7 Comments leave one →
  1. Dan Post's avatar
    Dan Post permalink
    26 March 2010 9:49 am

    So, if you don’t like the report, you attack the source rather than attack the issue? Let’s see you shoot down this report:

    Click to access sandoval.pdf

  2. richmx2's avatar
    26 March 2010 1:33 pm

    No one said corruption doesn’t exist, Dan… merely that the data isn’t meaningful, and one has good reason to question the rationale for a poorly designed and highly flawed study, but persons connected with organizations that practice a different kind of “corruption” that is probably much more serious than paying a copper to avoid a traffic ticket.

  3. Maggie Drake's avatar
    Maggie Drake permalink
    27 March 2010 12:12 am

    Old Chinese saying: “Fox smells his own tracks first.”

    Still Richard it is a way of life here, can’t deny that.

    Do you think that if a different sort of arrangement was set up in that the bureaucracy wasn’t based on a nepatic system (i.e. not “appointed” by elected officials) the corruption would be less rampant?

    • richmx2's avatar
      27 March 2010 7:58 am

      I think you’re right that more appointments by civil service examination would probably cut down on some bribery, but for police officers, maybe just paying them a decent living wage would be a big step in the right direction. I always thought the weirdest reform — but one that actually worked –was in Nezahuacoatl, Estado de Mexico. Bribery dropped (and the citizens had more trust in the police) when the city started sending officers to school for cultural training… things like literature, arts appreciation, even dance classes. ‘course, maybe in Neza you can bribe a cop with tickets to the ballet 🙂

  4. steve's avatar
    steve permalink
    27 March 2010 12:34 am

    Having driven through Northern Mexico several times, I’d be happy to pay out the usual 200 to 500
    pesos, to the average highway cop. Several times.

    But $5,000US dollars? It happened to us.

    Trouble is, if Fox News did a survey on police bribes, in Mexico, we know it would be slanted,
    and not entirely true, but… everyone i know here has had a bribe demanded of them (though not as much as mine)

    So, where to draw the line, with respect to who is reporting, that is complicated. If I read it on NewsMax, I would discard it, and also take a hot shower. (because I would feel ‘dirty’. But if it came back over the AP wires,
    and it was also on my local San Miguel yahoo list, well, then, maybe there’s some truth to it.

    And of course if it happens to you personally…

    The poor soul who is actually driving in his car, and is stopped, and asked for $$$…. that is not so complicated. But, kidnapped, and taken to a bank, with his ATM cards? Somehow that does not sound like the usual Mexican penalty for ‘speeding.’

    hate to say it, but I will never drive in northern mexico again; FMT and expired car permit be damned. My ordeal was a life-changing experience.
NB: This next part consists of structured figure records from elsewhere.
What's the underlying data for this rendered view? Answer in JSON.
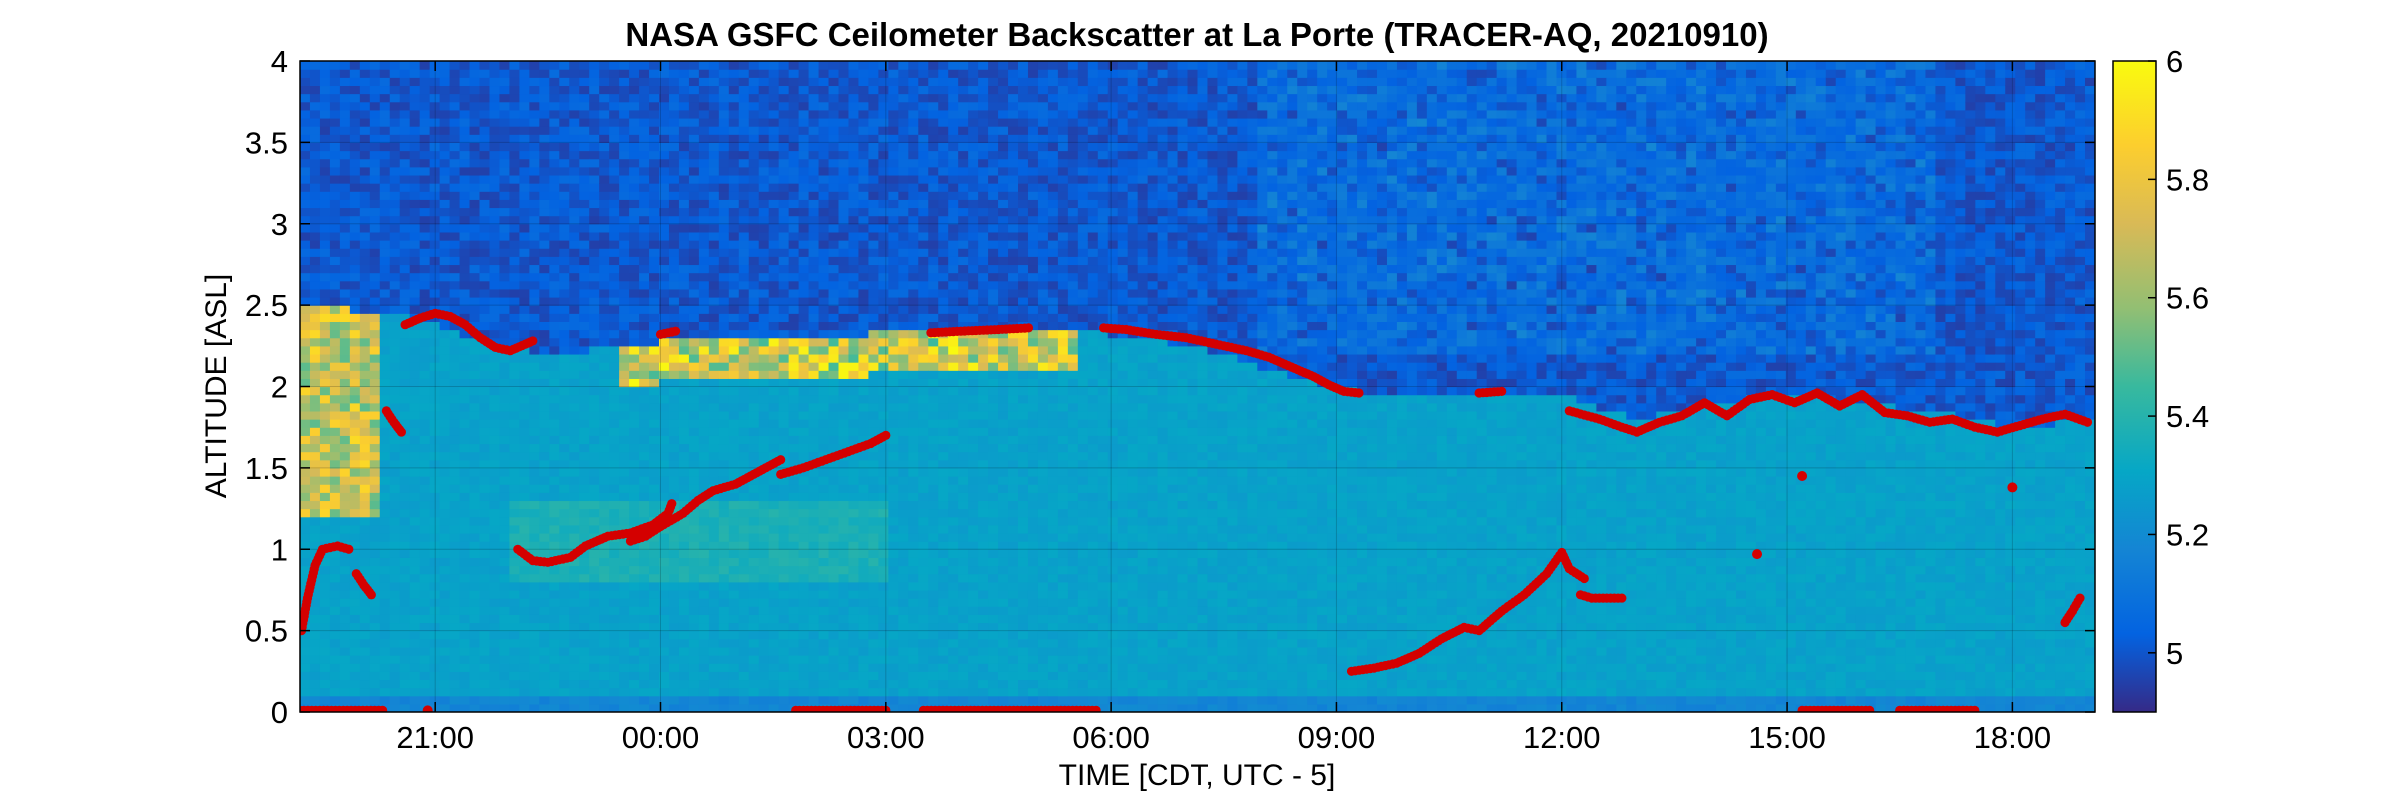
{
  "chart_data": {
    "type": "heatmap",
    "title": "NASA GSFC Ceilometer Backscatter at La Porte (TRACER-AQ, 20210910)",
    "xlabel": "TIME [CDT, UTC - 5]",
    "ylabel": "ALTITUDE [ASL]",
    "x_unit": "hours (CDT, continuous)",
    "xlim": [
      19.2,
      43.1
    ],
    "ylim": [
      0,
      4
    ],
    "x_ticks": [
      {
        "value": 21,
        "label": "21:00"
      },
      {
        "value": 24,
        "label": "00:00"
      },
      {
        "value": 27,
        "label": "03:00"
      },
      {
        "value": 30,
        "label": "06:00"
      },
      {
        "value": 33,
        "label": "09:00"
      },
      {
        "value": 36,
        "label": "12:00"
      },
      {
        "value": 39,
        "label": "15:00"
      },
      {
        "value": 42,
        "label": "18:00"
      }
    ],
    "y_ticks": [
      {
        "value": 0,
        "label": "0"
      },
      {
        "value": 0.5,
        "label": "0.5"
      },
      {
        "value": 1,
        "label": "1"
      },
      {
        "value": 1.5,
        "label": "1.5"
      },
      {
        "value": 2,
        "label": "2"
      },
      {
        "value": 2.5,
        "label": "2.5"
      },
      {
        "value": 3,
        "label": "3"
      },
      {
        "value": 3.5,
        "label": "3.5"
      },
      {
        "value": 4,
        "label": "4"
      }
    ],
    "grid": true,
    "colorbar": {
      "colormap": "parula",
      "range": [
        4.9,
        6
      ],
      "ticks": [
        {
          "value": 5,
          "label": "5"
        },
        {
          "value": 5.2,
          "label": "5.2"
        },
        {
          "value": 5.4,
          "label": "5.4"
        },
        {
          "value": 5.6,
          "label": "5.6"
        },
        {
          "value": 5.8,
          "label": "5.8"
        },
        {
          "value": 6,
          "label": "6"
        }
      ]
    },
    "aerosol_layer_top": [
      [
        19.2,
        2.5
      ],
      [
        20.5,
        2.45
      ],
      [
        21.5,
        2.3
      ],
      [
        22.5,
        2.2
      ],
      [
        23.5,
        2.25
      ],
      [
        24.5,
        2.3
      ],
      [
        26.0,
        2.32
      ],
      [
        27.5,
        2.33
      ],
      [
        28.5,
        2.34
      ],
      [
        29.5,
        2.35
      ],
      [
        30.5,
        2.3
      ],
      [
        31.5,
        2.2
      ],
      [
        32.5,
        2.05
      ],
      [
        33.3,
        1.97
      ],
      [
        34.0,
        1.95
      ],
      [
        35.0,
        1.97
      ],
      [
        36.0,
        1.95
      ],
      [
        37.0,
        1.8
      ],
      [
        38.0,
        1.9
      ],
      [
        39.0,
        1.95
      ],
      [
        40.0,
        1.9
      ],
      [
        41.0,
        1.85
      ],
      [
        42.0,
        1.75
      ],
      [
        43.1,
        1.8
      ]
    ],
    "series": [
      {
        "marker_color": "#d40000",
        "segments": [
          [
            [
              19.22,
              0.5
            ],
            [
              19.3,
              0.7
            ],
            [
              19.4,
              0.9
            ],
            [
              19.5,
              1.0
            ],
            [
              19.7,
              1.02
            ],
            [
              19.85,
              1.0
            ]
          ],
          [
            [
              19.95,
              0.85
            ],
            [
              20.05,
              0.78
            ],
            [
              20.15,
              0.72
            ]
          ],
          [
            [
              20.35,
              1.85
            ],
            [
              20.45,
              1.78
            ],
            [
              20.55,
              1.72
            ]
          ],
          [
            [
              20.6,
              2.38
            ],
            [
              20.8,
              2.42
            ],
            [
              21.0,
              2.45
            ],
            [
              21.2,
              2.43
            ],
            [
              21.4,
              2.38
            ],
            [
              21.6,
              2.3
            ],
            [
              21.8,
              2.24
            ],
            [
              22.0,
              2.22
            ],
            [
              22.2,
              2.26
            ],
            [
              22.3,
              2.28
            ]
          ],
          [
            [
              22.1,
              1.0
            ],
            [
              22.3,
              0.93
            ],
            [
              22.5,
              0.92
            ],
            [
              22.8,
              0.95
            ],
            [
              23.0,
              1.02
            ],
            [
              23.3,
              1.08
            ],
            [
              23.6,
              1.1
            ],
            [
              23.9,
              1.15
            ],
            [
              24.1,
              1.22
            ],
            [
              24.15,
              1.28
            ]
          ],
          [
            [
              23.6,
              1.05
            ],
            [
              23.8,
              1.08
            ],
            [
              24.0,
              1.14
            ],
            [
              24.3,
              1.22
            ],
            [
              24.5,
              1.3
            ],
            [
              24.7,
              1.36
            ],
            [
              25.0,
              1.4
            ],
            [
              25.2,
              1.45
            ],
            [
              25.4,
              1.5
            ],
            [
              25.6,
              1.55
            ]
          ],
          [
            [
              25.6,
              1.46
            ],
            [
              25.9,
              1.5
            ],
            [
              26.2,
              1.55
            ],
            [
              26.5,
              1.6
            ],
            [
              26.8,
              1.65
            ],
            [
              27.0,
              1.7
            ]
          ],
          [
            [
              24.0,
              2.32
            ],
            [
              24.2,
              2.34
            ]
          ],
          [
            [
              27.6,
              2.33
            ],
            [
              28.0,
              2.34
            ],
            [
              28.5,
              2.35
            ],
            [
              28.9,
              2.36
            ]
          ],
          [
            [
              29.9,
              2.36
            ],
            [
              30.2,
              2.35
            ],
            [
              30.6,
              2.32
            ],
            [
              31.0,
              2.3
            ],
            [
              31.4,
              2.26
            ],
            [
              31.8,
              2.22
            ],
            [
              32.1,
              2.18
            ],
            [
              32.4,
              2.12
            ],
            [
              32.7,
              2.06
            ],
            [
              32.9,
              2.01
            ],
            [
              33.1,
              1.97
            ],
            [
              33.3,
              1.96
            ]
          ],
          [
            [
              33.2,
              0.25
            ],
            [
              33.5,
              0.27
            ],
            [
              33.8,
              0.3
            ],
            [
              34.1,
              0.36
            ],
            [
              34.4,
              0.45
            ],
            [
              34.7,
              0.52
            ],
            [
              34.9,
              0.5
            ],
            [
              35.2,
              0.62
            ],
            [
              35.5,
              0.72
            ],
            [
              35.8,
              0.85
            ],
            [
              36.0,
              0.98
            ],
            [
              36.1,
              0.88
            ],
            [
              36.3,
              0.82
            ]
          ],
          [
            [
              36.25,
              0.72
            ],
            [
              36.4,
              0.7
            ],
            [
              36.8,
              0.7
            ]
          ],
          [
            [
              34.9,
              1.96
            ],
            [
              35.2,
              1.97
            ]
          ],
          [
            [
              36.1,
              1.85
            ],
            [
              36.5,
              1.8
            ],
            [
              36.8,
              1.75
            ],
            [
              37.0,
              1.72
            ],
            [
              37.3,
              1.78
            ],
            [
              37.6,
              1.82
            ],
            [
              37.9,
              1.9
            ],
            [
              38.2,
              1.82
            ],
            [
              38.5,
              1.92
            ],
            [
              38.8,
              1.95
            ],
            [
              39.1,
              1.9
            ],
            [
              39.4,
              1.96
            ],
            [
              39.7,
              1.88
            ],
            [
              40.0,
              1.95
            ],
            [
              40.3,
              1.84
            ],
            [
              40.6,
              1.82
            ],
            [
              40.9,
              1.78
            ],
            [
              41.2,
              1.8
            ],
            [
              41.5,
              1.75
            ],
            [
              41.8,
              1.72
            ],
            [
              42.1,
              1.76
            ],
            [
              42.4,
              1.8
            ],
            [
              42.7,
              1.83
            ],
            [
              43.0,
              1.78
            ]
          ],
          [
            [
              39.2,
              1.45
            ]
          ],
          [
            [
              38.6,
              0.97
            ]
          ],
          [
            [
              42.0,
              1.38
            ]
          ],
          [
            [
              42.7,
              0.55
            ],
            [
              42.8,
              0.62
            ],
            [
              42.9,
              0.7
            ]
          ],
          [
            [
              19.2,
              0.01
            ],
            [
              20.3,
              0.01
            ]
          ],
          [
            [
              20.9,
              0.01
            ]
          ],
          [
            [
              25.8,
              0.01
            ],
            [
              27.0,
              0.01
            ]
          ],
          [
            [
              27.5,
              0.01
            ],
            [
              29.8,
              0.01
            ]
          ],
          [
            [
              39.2,
              0.01
            ],
            [
              40.1,
              0.01
            ]
          ],
          [
            [
              40.5,
              0.01
            ],
            [
              41.5,
              0.01
            ]
          ]
        ]
      }
    ]
  }
}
    It would appear that things are changing.

    (5,000 USdollars is the new 500 pesos.)

    So, sure, the studies are questionable, but it
    sounds like they were zeroing in on a sure thing,
    like ‘highway bribes in Mexico.’

    I honor you for calling out a flimsy study, but the
    American psyche is to say “oh.. well it isn’t
    so bad after all (we all like to hear good news)

    but the news ain’t good
    sr

  5. Charles Downes's avatar
    Charles Downes permalink
    27 March 2010 11:13 am

    …a study based on 151 incidents? …over almost three years? … more or less one incident a week?

    Hmmm…

  6. frank's avatar
    frank permalink
    28 March 2010 1:23 am

    This is news? Everybody in Mexico know about the” Mordida”. Drunk Police and La Mordida has been part of the mexican culture for decades.